How will you characterize the nature of truth based on the theories of truth?

Can you say that there is no objective truth, but there are relative truths? Why or why not?

If you could choose to resolve a problem case or respond to a criticism made against a theory of truth, which problem would it be and why?

Reply by Craig Skinner

Ah, truth. Witnesses swear to tell it, philosophers seek it, journalists expose it, politicians hide it, Jesus said he was it. But what is it?

First, an analysis of truth is not usually concerned with truth as in true love, true grit, true friend or arrows flying straight and true. It is about truth as a property of statements (or sentences, propositions, or utterances, I wont deal with the subtleties of which is best). So, a statement is true if it states a fact, if what it says is correct. For instance, “Paris is the capital of France” is true because Paris is the capital of France. What makes it true is that it corresponds to the facts, to the way things are. This correspondence theory is the best one in my view. There are others. The coherence theory which says a statement is true if it coheres with others accepted as true. The trouble with this is that a consistent body of untrue statements could count as a body of truth. Pragmatic theories say that truth is what is ultimately generally accepted. But this gets the cart before the horse. The reason something gets generally accepted is because it is true (I exclude brainwashing and lying propaganda). Redundancy theories say there is no interesting property of truth, we dont need the idea: after all, it is said,  what does “is true” add in the statement ” ‘Snow is white’ is true” over and above just “Snow is white”. But I stick with the correspondence theory, and answer your first question thus: truth is the property of a statement that entails the fact (purportedly) stated.

To turn now to whether truth is objective. The answer is yes. It depends on the facts, the way the world is,  not on my opinion or how I feel about things. As to whether truth is relative, the answer is also yes, but we must take care to be clear as to exactly what we mean by this. Philosophers, as truth-seekers, bristle at relativism. The prospect of something being true for me but not for you, no fixed truth just different interpretations, of nothing being true period, is alarming. But this is not what it means for truth to be relative. It is always relative to some context. This is easiest to show by examples.
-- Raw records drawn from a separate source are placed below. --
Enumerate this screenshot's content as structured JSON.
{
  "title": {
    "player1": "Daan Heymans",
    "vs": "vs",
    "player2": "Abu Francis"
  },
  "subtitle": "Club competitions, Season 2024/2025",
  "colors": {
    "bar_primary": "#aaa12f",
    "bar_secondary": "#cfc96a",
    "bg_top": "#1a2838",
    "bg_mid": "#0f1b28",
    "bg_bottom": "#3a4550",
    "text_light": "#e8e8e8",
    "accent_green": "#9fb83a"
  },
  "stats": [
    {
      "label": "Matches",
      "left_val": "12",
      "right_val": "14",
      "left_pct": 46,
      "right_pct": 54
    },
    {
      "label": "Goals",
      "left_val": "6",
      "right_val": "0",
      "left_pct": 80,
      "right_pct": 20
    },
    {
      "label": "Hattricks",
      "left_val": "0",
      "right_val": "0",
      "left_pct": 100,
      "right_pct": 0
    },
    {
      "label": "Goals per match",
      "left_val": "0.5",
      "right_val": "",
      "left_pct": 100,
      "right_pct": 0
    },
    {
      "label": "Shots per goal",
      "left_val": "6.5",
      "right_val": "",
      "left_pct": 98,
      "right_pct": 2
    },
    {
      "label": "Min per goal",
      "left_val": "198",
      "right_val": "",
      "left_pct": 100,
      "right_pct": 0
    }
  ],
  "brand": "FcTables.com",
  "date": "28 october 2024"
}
“My favourite treat is a glass of cold white wine” is true in the context of individual preference (not true for my wife who prefers chocolate).

“It is acceptable to leave corpses of your departed loved ones out for the birds to eat” is true in the context of traditional Jain culture.

“Paris is the capital of France” is true in the context of the actual world. But it might have been otherwise (Avignon say) so it is a contingent truth.

“2+2=4” is true in the context of all possible worlds. It couldnt be otherwise, it is a necessary truth.

As to resolving a problem or responding to a criticism, I would like to avoid technical problems, such as what does falsity correspond to in the correspondence theory, or whether Tarski’s disquotational formula implies a correspondence or a redundancy theory. Instead I would choose to defend the notion of objective truth as something we should seek, proclaim, and defend against those who would hide, deny or twist it for their own ends.

Finally, I have assumed truth is bivalent (a meaningful statement is either true or false) as in classical logic. Logicians have formulated alternatives, such as trivalent (true, false, indeterminate) or polvalent (many degrees of truth, fuzzy logic) but these are irrelevant to everyday living and to most of philosophy. Similarly some statements appear to be both true and not true (“This statement is not true” for instance) and alternative logics can take this into account, but again this need not detain us here.